Anspruch der Deutschen Bank war und ist es, den notwendigen Personalabbau sozialverträglich zu gestalten und die betroffenen Mitarbeiter bei der notwendigen Neuorientierung durch geeignete Maßnahmen wie etwa Workshops bestmöglich zu unterstützen.

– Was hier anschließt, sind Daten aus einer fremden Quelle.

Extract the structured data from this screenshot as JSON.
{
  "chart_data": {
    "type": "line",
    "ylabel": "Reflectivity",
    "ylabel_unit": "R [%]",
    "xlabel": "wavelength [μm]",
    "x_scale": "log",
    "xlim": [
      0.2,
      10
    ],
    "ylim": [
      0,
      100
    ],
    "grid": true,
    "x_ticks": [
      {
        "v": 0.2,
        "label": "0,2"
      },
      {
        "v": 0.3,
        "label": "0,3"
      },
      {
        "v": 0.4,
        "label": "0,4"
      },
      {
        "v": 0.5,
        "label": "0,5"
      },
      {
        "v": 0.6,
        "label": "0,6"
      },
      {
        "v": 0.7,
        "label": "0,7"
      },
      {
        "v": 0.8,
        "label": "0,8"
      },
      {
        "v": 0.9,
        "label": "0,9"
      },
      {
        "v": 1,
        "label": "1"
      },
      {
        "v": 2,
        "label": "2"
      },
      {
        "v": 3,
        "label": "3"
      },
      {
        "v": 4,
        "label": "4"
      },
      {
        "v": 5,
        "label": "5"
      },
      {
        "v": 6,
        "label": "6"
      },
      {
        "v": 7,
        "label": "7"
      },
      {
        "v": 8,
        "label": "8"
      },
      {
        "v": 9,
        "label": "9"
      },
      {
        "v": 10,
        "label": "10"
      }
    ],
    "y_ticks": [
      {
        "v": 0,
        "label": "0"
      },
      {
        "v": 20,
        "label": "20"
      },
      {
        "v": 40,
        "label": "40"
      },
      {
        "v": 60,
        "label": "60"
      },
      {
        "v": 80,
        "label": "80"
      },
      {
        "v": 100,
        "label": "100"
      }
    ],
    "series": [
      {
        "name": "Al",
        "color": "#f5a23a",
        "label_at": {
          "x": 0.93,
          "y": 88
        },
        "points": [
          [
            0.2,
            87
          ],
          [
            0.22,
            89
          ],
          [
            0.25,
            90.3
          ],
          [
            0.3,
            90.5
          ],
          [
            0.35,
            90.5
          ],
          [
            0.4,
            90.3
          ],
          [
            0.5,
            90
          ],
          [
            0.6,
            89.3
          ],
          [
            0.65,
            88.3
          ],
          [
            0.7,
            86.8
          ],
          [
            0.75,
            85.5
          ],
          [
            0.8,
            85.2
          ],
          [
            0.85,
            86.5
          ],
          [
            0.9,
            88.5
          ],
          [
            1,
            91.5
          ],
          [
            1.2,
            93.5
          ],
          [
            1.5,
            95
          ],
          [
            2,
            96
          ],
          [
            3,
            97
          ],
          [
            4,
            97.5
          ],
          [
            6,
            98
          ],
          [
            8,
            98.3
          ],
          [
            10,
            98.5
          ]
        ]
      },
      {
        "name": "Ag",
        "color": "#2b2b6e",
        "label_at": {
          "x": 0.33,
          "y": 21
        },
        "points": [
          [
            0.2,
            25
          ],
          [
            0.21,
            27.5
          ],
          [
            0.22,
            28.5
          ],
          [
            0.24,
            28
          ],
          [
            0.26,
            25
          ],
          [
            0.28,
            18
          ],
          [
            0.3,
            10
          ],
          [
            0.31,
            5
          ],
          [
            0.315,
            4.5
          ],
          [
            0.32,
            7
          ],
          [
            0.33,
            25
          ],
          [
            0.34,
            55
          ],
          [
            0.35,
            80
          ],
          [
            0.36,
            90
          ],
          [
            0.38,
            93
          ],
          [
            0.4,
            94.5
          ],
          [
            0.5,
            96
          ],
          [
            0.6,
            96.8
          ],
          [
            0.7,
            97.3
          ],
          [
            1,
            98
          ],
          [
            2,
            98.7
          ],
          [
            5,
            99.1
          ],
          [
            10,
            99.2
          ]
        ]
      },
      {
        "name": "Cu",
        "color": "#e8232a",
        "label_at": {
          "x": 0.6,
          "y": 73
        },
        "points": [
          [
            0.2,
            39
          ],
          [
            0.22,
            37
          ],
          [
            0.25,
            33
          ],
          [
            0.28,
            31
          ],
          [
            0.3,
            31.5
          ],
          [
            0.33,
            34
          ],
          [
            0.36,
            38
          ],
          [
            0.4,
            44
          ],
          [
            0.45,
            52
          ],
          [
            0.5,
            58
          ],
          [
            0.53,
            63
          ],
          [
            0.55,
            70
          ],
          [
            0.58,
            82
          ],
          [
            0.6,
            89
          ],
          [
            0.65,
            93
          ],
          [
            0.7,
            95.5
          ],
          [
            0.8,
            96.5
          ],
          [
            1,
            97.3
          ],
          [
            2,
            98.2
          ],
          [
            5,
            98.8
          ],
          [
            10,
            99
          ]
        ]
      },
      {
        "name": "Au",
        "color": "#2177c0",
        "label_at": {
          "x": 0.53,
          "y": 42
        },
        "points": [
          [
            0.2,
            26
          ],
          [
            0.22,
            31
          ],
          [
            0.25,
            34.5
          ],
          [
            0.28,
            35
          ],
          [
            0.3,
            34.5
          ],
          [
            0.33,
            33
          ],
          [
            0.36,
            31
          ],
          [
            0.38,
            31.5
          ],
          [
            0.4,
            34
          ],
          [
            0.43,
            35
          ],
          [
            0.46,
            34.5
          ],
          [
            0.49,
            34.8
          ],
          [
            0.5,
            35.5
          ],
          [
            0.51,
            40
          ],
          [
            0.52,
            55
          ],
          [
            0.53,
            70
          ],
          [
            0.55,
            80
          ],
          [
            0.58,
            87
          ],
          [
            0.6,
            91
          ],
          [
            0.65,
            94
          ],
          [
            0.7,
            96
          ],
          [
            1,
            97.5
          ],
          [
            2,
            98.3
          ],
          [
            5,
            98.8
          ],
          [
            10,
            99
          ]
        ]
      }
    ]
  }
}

Von den Marktverwerfungen besonders betroffen war das Investment Banking, in dem wir im Berichtsjahr 641 Mitarbeiter abgebaut haben, nach einem stärkeren Beschäftigungsrückgang 2008. Dies wirkte sich vor allem auf die Finanzzentren London, New York und Hongkong aus.
Im Konzernbereich PCAM wurde die Zahl der Vollzeitkräfte von 32.645 (2008) um 1.997 auf 30.648 (2009) verringert. In ausgewählten Regionen und Märkten haben wir die Kapazitäten zurückgefahren, beispielsweise in den USA im Unternehmensbereich AWM sowie in verschiedenen Ländern im Unternehmensbereich PBC. Hier hatten wir im Oktober 2008 ein Wachstums- und Effizienzsteigerungsprogramm eingeleitet.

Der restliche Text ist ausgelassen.